At 54, here are some unusual ways Uganda has changed

Uganda celebrated its 54th anniversary of independence this week. So has the country changed in these 54 years?
Some things are still largely the same – Uganda’s “native imperialism”, beginning with Milton Obote 1’s incursion into the Congo, Idi Amin’s threats against Kenya and fateful foray into Tanzania. These instincts were taken to a new level by Yoweri Museveni – Congo, Sudan, Central African Republic, kind of in Rwanda, and Somalia, he actually projected an old Ugandan characteristic of its soldiery.

There is still the same nauseating nepotism in national government, the corruption (worse today, some argue), the violent treatment of the Opposition, the president-for-life politics, and so forth.

Yet, even in the politics, things have actually changed…even if in strange ways. There are at least 10 big changes, but we have space for three.

Staying with the political, in the early years of independence, Opposition politics was primarily a parliamentary affair. The shift ticked up considerably during Idi Amin’s military rule in part because, well, there was no Parliament.

However, the seeds had been sown in 1966 with the Milton Obote’s attack on the Lubiri and subsequent abolition of kingdoms. A militant underground movement took root in Buganda, with an active external wing based out of Nairobi.

After the ouster of Amin, and President Museveni and other leaders’ move to the bush after the 1980 election theft; and the NRM’s one-party state after it took power in 1986, the most significant Opposition politics in Uganda shifted outside Parliament.

Today, it only matters marginally what, for example, the Opposition FDC does in the House. The FDC leadership that the government focuses on, and the one that ultimately matters, is outside Parliament, especially people like the party’s presidential candidate Kizza Besigye.

Another major change is the office, or station, of the First Lady. First Lady Janet Museveni is very politically active, and in recent years she has been an elected MP and a minister, in a break with the past.

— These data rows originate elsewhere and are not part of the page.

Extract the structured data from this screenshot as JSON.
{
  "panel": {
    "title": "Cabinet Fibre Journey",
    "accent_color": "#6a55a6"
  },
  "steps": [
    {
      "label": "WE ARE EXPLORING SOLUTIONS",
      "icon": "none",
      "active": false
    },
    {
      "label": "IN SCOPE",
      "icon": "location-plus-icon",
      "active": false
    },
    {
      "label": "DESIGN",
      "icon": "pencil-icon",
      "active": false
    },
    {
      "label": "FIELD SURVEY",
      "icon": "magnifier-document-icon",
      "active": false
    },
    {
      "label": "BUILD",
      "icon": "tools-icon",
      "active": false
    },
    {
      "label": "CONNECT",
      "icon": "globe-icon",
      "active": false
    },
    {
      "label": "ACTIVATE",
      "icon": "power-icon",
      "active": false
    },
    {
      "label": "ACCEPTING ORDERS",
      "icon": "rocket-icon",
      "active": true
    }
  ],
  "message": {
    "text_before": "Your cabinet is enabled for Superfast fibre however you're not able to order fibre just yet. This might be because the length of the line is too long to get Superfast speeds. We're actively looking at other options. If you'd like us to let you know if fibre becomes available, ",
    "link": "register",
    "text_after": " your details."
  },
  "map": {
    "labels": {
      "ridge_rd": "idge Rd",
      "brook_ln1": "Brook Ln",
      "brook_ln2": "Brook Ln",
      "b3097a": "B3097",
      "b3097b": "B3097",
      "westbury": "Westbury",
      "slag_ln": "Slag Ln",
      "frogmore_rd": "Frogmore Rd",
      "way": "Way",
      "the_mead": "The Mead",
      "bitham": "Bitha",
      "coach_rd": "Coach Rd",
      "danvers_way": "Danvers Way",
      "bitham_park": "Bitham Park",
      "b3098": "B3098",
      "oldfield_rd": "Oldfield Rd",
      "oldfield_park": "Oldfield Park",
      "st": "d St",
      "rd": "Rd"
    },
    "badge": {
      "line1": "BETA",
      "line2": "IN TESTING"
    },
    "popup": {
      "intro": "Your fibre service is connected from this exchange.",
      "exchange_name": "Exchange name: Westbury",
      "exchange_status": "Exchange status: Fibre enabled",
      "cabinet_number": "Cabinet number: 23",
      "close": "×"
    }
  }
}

But there is also another difference. Miria Obote had brought a classical tradition to the State House, complete with an annual ball in black tie.

Surrounded by other “noble” women who knew the waltz and fox trot, they kept a certain style to State House. And Miria generally is a gentle spirit, often bringing back banana leaves for her friends from the village so they can make luwombo in purist tradition.

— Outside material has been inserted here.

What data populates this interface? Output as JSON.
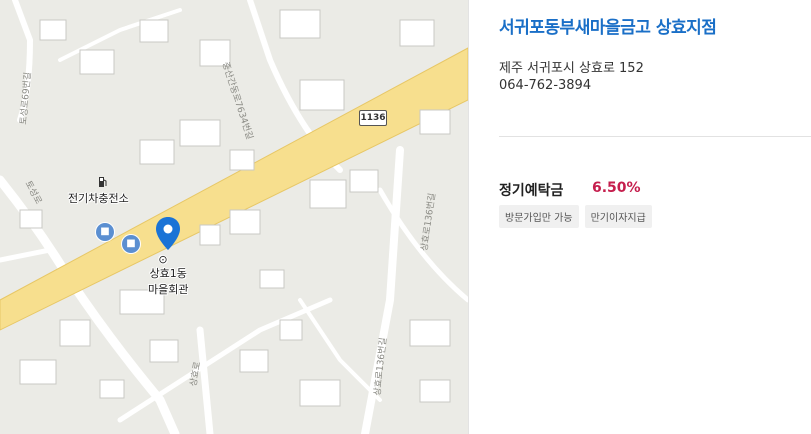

From Amin’s time, you can say we have had the common, or proletarian, touch in our First Ladies. If you are a traditionalist Africanist, that is probably a good thing. If you are an aristocratic snob, you might sneer.

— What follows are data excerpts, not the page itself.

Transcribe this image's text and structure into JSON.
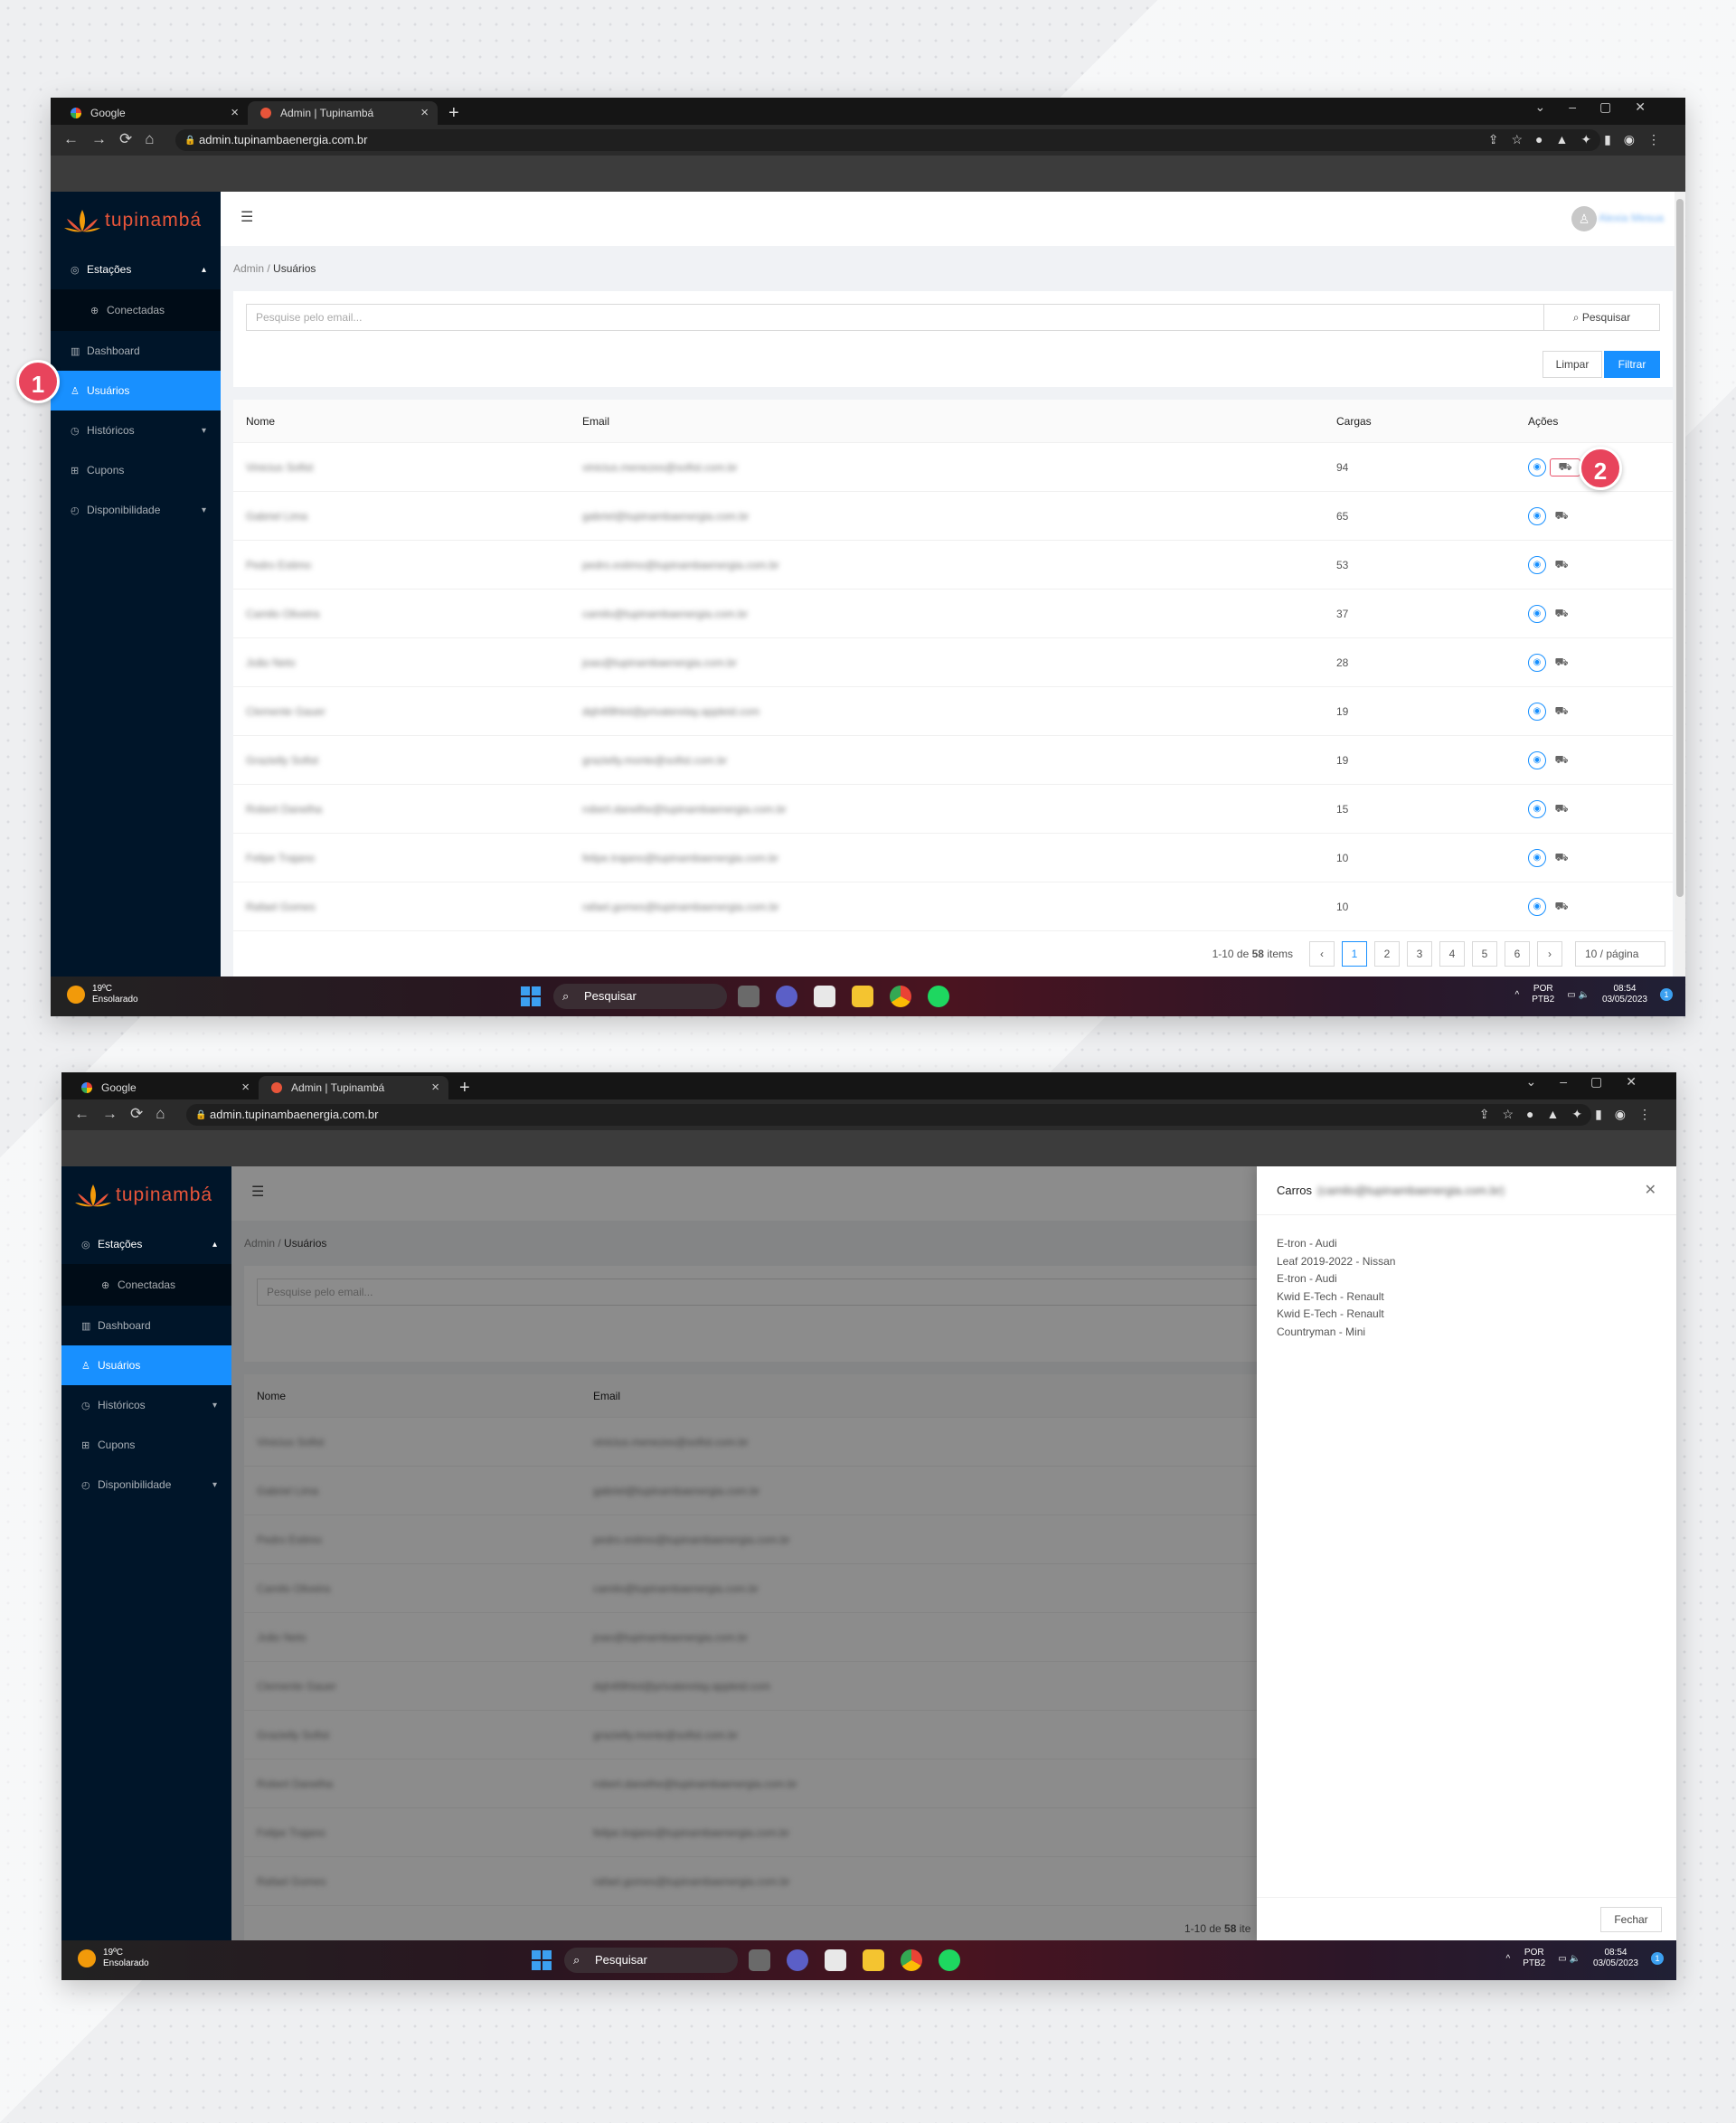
{
  "browser": {
    "tabs": [
      {
        "label": "Google"
      },
      {
        "label": "Admin | Tupinambá"
      }
    ],
    "url": "admin.tupinambaenergia.com.br"
  },
  "app": {
    "brand": "tupinambá",
    "user_name": "Alexia Mesua",
    "sidebar": [
      {
        "label": "Estações"
      },
      {
        "label": "Conectadas"
      },
      {
        "label": "Dashboard"
      },
      {
        "label": "Usuários"
      },
      {
        "label": "Históricos"
      },
      {
        "label": "Cupons"
      },
      {
        "label": "Disponibilidade"
      }
    ],
    "breadcrumb": {
      "root": "Admin",
      "sep": "/",
      "current": "Usuários"
    },
    "search": {
      "placeholder": "Pesquise pelo email...",
      "button": "Pesquisar"
    },
    "buttons": {
      "clear": "Limpar",
      "filter": "Filtrar"
    },
    "table": {
      "headers": [
        "Nome",
        "Email",
        "Cargas",
        "Ações"
      ],
      "rows": [
        {
          "name": "Vinicius Sofist",
          "email": "vinicius.menezes@sofist.com.br",
          "cargas": "94"
        },
        {
          "name": "Gabriel Lima",
          "email": "gabriel@tupinambaenergia.com.br",
          "cargas": "65"
        },
        {
          "name": "Pedro Estimo",
          "email": "pedro.estimo@tupinambaenergia.com.br",
          "cargas": "53"
        },
        {
          "name": "Camilo Oliveira",
          "email": "camilo@tupinambaenergia.com.br",
          "cargas": "37"
        },
        {
          "name": "João Neto",
          "email": "joao@tupinambaenergia.com.br",
          "cargas": "28"
        },
        {
          "name": "Clemente Gauer",
          "email": "dqh4l9hlol@privaterelay.appleid.com",
          "cargas": "19"
        },
        {
          "name": "Grazielly Sofist",
          "email": "grazielly.monte@sofist.com.br",
          "cargas": "19"
        },
        {
          "name": "Robert Danelha",
          "email": "robert.danelhe@tupinambaenergia.com.br",
          "cargas": "15"
        },
        {
          "name": "Felipe Trajano",
          "email": "felipe.trajano@tupinambaenergia.com.br",
          "cargas": "10"
        },
        {
          "name": "Rafael Gomes",
          "email": "rafael.gomes@tupinambaenergia.com.br",
          "cargas": "10"
        }
      ]
    },
    "pagination": {
      "range": "1-10 de",
      "total": "58",
      "items": "items",
      "pages": [
        "1",
        "2",
        "3",
        "4",
        "5",
        "6"
      ],
      "current": 1,
      "page_size": "10 / página"
    }
  },
  "drawer": {
    "title": "Carros",
    "email": "(camilo@tupinambaenergia.com.br)",
    "cars": [
      "E-tron - Audi",
      "Leaf 2019-2022 - Nissan",
      "E-tron - Audi",
      "Kwid E-Tech - Renault",
      "Kwid E-Tech - Renault",
      "Countryman - Mini"
    ],
    "close_button": "Fechar",
    "partial_pager_range": "1-10 de",
    "partial_pager_total": "58",
    "partial_pager_items": "ite"
  },
  "taskbar": {
    "temp": "19ºC",
    "weather": "Ensolarado",
    "search": "Pesquisar",
    "lang1": "POR",
    "lang2": "PTB2",
    "time": "08:54",
    "date": "03/05/2023",
    "notifications": "1"
  },
  "markers": [
    "1",
    "2"
  ],
  "colors": {
    "sider": "#001529",
    "primary": "#1890ff",
    "brand": "#e8553a",
    "marker": "#e8445c"
  }
}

One of the most dramatic changes has been in the economy. Driven by the economic liberalisation and privatisation of the late 1980s and early 1990s, the State has – commendably – retreated from a commandist role in the economy. The State in Uganda today is quite minimalist, although, in a contradictory way, the number of State functionaries, including MPs, has shot up. What that has done is increased the number of people leeching off the taxpayer, not expanded the State structures themselves.

It is like overloading a bus. The size of the vehicle itself doesn’t change.

The things post-independence “Africanisation”, Amin’s expulsion of the Asians and his plunder (or “allocation” to use the word of the time) of their property, have actually been achieved through liberalisation, and the survival from the inevitable carnage that came from the World Bank/IMF-driven structural adjustment programmes.

Uganda today is Africa’s leading coffee exporter, for example. Only a mad or drunk – man would have bet on that 20 years ago.

Perhaps even more stunning, and unique for Africa, is what has happened in establishment religion. Talking of leeches, the mushrooming of “independent” and evangelical churches created a flood of pastors and preachers who came to feed off those seeking salvation.

The response of the old churches, especially the Catholics and Protestants, is worthy of study. They went in the opposite direction – they corporatised.

It was a response to the fact that the “saved” churches had crowded them out of the pockets of the flock. In social and humanitarian industries where they used to be active, they were edged out by donors and NGOs.

The State muscled into their primary and secondary schools, and the sharp rise of private schools sidelined them. They went into private universities, where the government allowed more room to charge fees and operate as the owners saw fit.

But the game-changing action came, first, from the Catholics, who got into banking (Centenary Bank), and top-end real estate (Mapeera House). Now the Protestant Church is building its grand Church House.
The Catholic and Protestant churches in Uganda, are easily the most corporate in Africa today.